Vietnam was a proxy war and neither the US or Russia wanted it to escalate into World War III. US policy was to stringently avoid anything that might lead to escalation.
What a strange title for an article. It's like back-to-front thinking.
Surely someone uninformed on the topic would want to read something along the lines of "anti-submarine warfare" or even "submarine detection", during the course of which would probably learn about magnetic anomaly detection and attempts to defeat it.
I mean, who and how would someone know (or want to know) why submarines are demagnetized without already knowing something about ASW?
The full title is, "Monday January 25, 2016 Poll
Why are submarines demagnetized?" and the article starts off with the results of Monday's poll. So the article we're ready today is a response to the results of the poll, but the site administrators kept the poll question as part of the title.

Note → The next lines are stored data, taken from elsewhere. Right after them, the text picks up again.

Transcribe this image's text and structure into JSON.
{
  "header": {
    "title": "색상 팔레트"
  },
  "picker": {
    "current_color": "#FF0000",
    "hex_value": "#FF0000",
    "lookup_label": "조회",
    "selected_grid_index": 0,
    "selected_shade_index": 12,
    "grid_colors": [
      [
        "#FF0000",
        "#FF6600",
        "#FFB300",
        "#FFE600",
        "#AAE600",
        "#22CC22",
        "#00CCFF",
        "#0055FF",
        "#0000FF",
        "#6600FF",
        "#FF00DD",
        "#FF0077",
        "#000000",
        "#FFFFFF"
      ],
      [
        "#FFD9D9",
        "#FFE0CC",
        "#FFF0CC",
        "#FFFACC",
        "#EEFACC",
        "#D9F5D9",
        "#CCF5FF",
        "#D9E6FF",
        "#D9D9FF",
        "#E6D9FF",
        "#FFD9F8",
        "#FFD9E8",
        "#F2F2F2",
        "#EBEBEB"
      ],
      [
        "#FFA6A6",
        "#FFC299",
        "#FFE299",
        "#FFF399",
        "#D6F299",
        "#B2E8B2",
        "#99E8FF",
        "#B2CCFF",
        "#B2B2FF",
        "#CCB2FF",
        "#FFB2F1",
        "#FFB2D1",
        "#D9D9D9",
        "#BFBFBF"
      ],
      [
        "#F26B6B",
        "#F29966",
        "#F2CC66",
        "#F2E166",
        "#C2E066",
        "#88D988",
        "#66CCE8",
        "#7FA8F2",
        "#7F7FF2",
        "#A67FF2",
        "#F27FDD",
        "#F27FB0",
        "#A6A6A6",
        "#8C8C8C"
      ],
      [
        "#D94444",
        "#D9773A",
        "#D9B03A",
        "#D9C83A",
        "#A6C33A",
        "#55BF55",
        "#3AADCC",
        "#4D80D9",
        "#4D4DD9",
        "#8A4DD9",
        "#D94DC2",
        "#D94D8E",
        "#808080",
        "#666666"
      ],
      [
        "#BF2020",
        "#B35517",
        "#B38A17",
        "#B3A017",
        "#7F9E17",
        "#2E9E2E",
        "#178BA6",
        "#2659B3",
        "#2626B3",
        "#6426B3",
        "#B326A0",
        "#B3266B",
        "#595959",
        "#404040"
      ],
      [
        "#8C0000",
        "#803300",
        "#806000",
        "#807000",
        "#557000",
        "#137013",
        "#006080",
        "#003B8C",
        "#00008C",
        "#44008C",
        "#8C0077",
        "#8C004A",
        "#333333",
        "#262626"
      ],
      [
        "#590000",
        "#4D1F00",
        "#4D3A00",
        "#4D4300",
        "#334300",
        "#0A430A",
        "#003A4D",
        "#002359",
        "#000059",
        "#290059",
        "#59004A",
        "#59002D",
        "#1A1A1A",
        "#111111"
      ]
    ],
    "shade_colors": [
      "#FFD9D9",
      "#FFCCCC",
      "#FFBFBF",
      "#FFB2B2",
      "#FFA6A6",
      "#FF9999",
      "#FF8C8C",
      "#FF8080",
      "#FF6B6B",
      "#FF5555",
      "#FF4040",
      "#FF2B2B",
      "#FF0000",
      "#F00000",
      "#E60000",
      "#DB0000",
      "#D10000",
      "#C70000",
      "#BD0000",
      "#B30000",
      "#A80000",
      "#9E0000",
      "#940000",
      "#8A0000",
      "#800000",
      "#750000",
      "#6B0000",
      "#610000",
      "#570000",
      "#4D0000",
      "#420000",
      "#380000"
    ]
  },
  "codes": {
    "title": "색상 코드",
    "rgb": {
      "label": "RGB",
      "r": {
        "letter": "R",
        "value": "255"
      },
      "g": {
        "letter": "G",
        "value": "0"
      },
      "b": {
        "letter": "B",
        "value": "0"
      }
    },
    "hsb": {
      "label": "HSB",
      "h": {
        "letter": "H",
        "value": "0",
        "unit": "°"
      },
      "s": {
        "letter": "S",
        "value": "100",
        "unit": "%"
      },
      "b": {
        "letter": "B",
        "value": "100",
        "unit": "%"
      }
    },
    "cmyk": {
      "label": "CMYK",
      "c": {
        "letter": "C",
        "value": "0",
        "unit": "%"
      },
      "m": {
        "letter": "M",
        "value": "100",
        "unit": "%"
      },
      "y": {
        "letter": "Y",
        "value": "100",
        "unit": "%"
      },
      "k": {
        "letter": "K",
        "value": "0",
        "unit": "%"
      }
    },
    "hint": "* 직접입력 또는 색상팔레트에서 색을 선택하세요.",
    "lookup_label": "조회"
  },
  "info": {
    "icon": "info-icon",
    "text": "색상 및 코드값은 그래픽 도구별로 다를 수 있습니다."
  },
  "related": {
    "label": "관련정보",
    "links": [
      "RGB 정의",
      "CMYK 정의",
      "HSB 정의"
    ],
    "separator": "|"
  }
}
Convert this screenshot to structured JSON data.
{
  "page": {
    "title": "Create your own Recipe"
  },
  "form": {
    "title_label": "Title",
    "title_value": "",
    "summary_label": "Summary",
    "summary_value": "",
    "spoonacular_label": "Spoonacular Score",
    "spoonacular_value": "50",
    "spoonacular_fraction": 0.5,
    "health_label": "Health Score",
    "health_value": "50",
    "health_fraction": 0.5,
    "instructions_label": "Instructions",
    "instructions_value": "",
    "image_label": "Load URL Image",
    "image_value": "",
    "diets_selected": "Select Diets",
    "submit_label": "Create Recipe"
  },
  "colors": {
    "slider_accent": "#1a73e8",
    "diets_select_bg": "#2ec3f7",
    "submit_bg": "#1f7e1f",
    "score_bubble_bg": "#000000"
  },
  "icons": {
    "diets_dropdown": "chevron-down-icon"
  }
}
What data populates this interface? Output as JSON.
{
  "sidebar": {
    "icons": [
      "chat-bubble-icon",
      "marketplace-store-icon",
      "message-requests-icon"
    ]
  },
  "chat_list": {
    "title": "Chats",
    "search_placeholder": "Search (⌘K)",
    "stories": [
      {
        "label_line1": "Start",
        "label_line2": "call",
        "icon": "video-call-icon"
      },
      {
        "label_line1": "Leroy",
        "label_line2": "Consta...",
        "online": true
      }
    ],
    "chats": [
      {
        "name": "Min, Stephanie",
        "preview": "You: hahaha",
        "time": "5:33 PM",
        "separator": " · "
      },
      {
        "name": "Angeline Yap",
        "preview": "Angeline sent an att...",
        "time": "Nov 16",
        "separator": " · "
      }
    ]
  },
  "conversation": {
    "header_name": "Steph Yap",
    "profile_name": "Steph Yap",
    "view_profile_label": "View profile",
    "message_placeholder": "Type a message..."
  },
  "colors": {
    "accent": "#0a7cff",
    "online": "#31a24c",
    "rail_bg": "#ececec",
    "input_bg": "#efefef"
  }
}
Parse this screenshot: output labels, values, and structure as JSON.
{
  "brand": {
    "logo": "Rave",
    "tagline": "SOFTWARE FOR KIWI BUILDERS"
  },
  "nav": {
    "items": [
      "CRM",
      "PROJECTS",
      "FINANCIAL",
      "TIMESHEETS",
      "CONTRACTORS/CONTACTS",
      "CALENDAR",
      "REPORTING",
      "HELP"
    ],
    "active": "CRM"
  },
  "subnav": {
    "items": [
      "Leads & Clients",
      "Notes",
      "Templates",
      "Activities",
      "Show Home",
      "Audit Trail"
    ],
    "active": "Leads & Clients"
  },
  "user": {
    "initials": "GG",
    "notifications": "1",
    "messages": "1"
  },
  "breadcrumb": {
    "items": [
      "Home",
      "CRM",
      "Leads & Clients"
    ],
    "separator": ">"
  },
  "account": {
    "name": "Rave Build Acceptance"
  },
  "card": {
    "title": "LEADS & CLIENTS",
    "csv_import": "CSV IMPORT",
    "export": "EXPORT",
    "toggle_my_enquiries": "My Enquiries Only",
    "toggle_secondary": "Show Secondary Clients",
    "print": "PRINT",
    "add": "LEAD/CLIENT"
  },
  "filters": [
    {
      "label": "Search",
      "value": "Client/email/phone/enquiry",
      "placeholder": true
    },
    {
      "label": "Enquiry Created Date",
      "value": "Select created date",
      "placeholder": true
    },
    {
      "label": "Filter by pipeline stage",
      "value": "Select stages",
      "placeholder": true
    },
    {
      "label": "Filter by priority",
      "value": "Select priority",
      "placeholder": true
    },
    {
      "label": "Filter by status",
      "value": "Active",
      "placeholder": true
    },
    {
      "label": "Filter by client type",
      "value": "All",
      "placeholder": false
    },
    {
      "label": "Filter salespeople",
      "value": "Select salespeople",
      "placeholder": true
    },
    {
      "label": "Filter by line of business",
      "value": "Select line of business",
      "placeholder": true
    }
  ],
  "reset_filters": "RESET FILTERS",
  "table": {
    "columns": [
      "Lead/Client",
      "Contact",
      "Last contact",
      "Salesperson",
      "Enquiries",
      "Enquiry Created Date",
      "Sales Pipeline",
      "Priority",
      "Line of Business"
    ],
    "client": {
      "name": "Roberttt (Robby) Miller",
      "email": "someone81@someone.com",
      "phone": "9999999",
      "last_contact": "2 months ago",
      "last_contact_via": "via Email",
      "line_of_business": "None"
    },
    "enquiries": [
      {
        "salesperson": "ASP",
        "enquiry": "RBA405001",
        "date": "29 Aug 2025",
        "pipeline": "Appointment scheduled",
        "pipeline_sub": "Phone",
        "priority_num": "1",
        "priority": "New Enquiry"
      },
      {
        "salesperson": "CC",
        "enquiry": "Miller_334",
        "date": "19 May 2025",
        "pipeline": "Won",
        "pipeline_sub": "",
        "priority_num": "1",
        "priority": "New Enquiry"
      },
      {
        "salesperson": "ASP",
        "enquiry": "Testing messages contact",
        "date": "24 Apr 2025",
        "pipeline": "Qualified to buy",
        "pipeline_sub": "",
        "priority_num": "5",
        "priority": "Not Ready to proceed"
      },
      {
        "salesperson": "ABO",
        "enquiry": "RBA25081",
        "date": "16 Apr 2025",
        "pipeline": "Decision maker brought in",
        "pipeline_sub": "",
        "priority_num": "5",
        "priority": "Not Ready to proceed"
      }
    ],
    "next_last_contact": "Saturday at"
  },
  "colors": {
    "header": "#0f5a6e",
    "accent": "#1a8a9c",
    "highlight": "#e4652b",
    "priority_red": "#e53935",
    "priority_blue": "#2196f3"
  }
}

Interestingly the new P8 Poseidon doesn't have Magnetic Anomaly Detection (MAD) equipment on the US variant, though the Indian one has had it fitted. You need to fly low for it to work which is less efficient for the jet powered P8 compared to the older P3. So if you're generally flying higher and up against submarines which have been demagnetised there's less need to fit MAD.
Surface warships are also degaussed to help avoid magnetically triggered mines.
> Surface warships are also degaussed to help avoid magnetically triggered mines.
I believe the large pipe seen in this photograph running along the hull of the Queen Elizabeth, as fitted out as a WW2 troop transport, contained wires for degaussing.
Also known as "degaussing," which brings me back to my school days when I would sometimes degauss the school's CRT monitors when I got bored just for fun. Looks like this, if you didn't live through those times: https://www.youtube.com/watch?v=Sd9nOtX-CJg
Quick idea: rotate the ship 360 degrees, integrating the magnetic forces. What remains is the magnetic force of the ship itself. In subsequent measurements, subtract this magnetic force to get the component of the magnetic field of the Earth.
Article suggests -- or outright says -- that relatively crude magnometer tech is still used by militaries and 'coalition' expeditionary search vehicles today.
And thus why the MH370 airliner remains missing? Only a thought.
The same people who shot Kennedy hide the plane. You will be disintegrated in 3 minutes.
Or you could use the grey matter between your ears. Modern airliner hulls and structure are made mostly out of aluminium, which is -suprise- antimagnetic.
And finding a Submarine or anything else is hard. Like really hard. You need to know where to look. Because of that, NATO would have to had stopped Red Fleet at the GIUK-Barrier or it would have gotten ugly.
Or, look at the problems people had to find ships like Titanic or Bismarck, where they had much more precise locations to start searching for.
But then, I personally think Maxwell to be under-appreciated by the mass population whereas at least Faraday people can name even though they may not remember what he achieved.
I bet they were also inspired by Faraday's experiments across the Thames.